China's net nanny bans individuals from registering domain names

cndomain.jpg In a country where freedoms are carefully chosen, China's internet has remained one of the few places where individuals can freely operate. Well, sort of: a good analogy would liken the internet here to the wild west, a place where disorder and unbridled individual liberty is always being chased by the law in one way or another. But China's net police seem to have taken a pretty drastic step in their ongoing efforts to tightly regulate the internet.

As of last night, individuals can no longer register domain names in China. It seems that the only people who can make new websites will be businessmen or organizations, and all those new registrants will need to have both written application materials as well as copies of their enterprise's business license or organization code certificate.

Our best guess is that government officials are trying to crack down on domestic pornography sites. As the move was both swift and unexpected, netizens have been angrily reacting to the news. Here are a few comments translated from NetEase:

  • "The injurious truth is that legal and grassroots websites will be on the banned list, while genuinely illegal sites won't care about this policy"
  • "I have an idea: abolish all network and computer technology and stop making all movies to slowly judge pornography."
  • "Finished!

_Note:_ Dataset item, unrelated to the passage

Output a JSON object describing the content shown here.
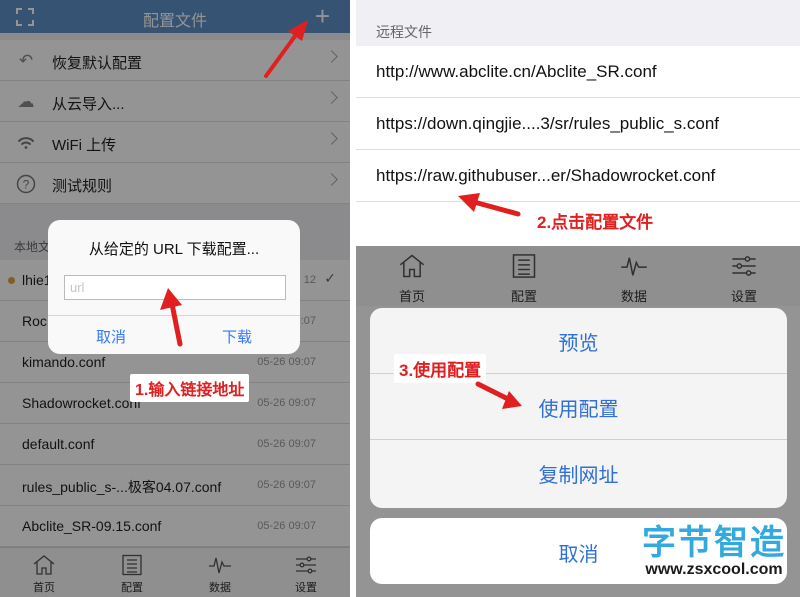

I can't see anything! Weird, my eyes have some sort of problem, I can't tell what's going on?"
  • "I was unemployed for a few years, and thought I'd make a little money by registering a website, do information services, but it looks like that fell through! I originally thought of driving a taxi, but such work isn't very specialized....if only i could read NetEase from home and daydream!"
  • "This is so unfair, us ordinary people have no way to benefit from this. This is our country's system?"

And as another netizen points out, most of the pornographic websites available in china aren't even registered as .cn domains, which would make the ban largely ineffectual against pornography. We wonder how the limitations on the already tentative freedom will play out on the internet over the next few days.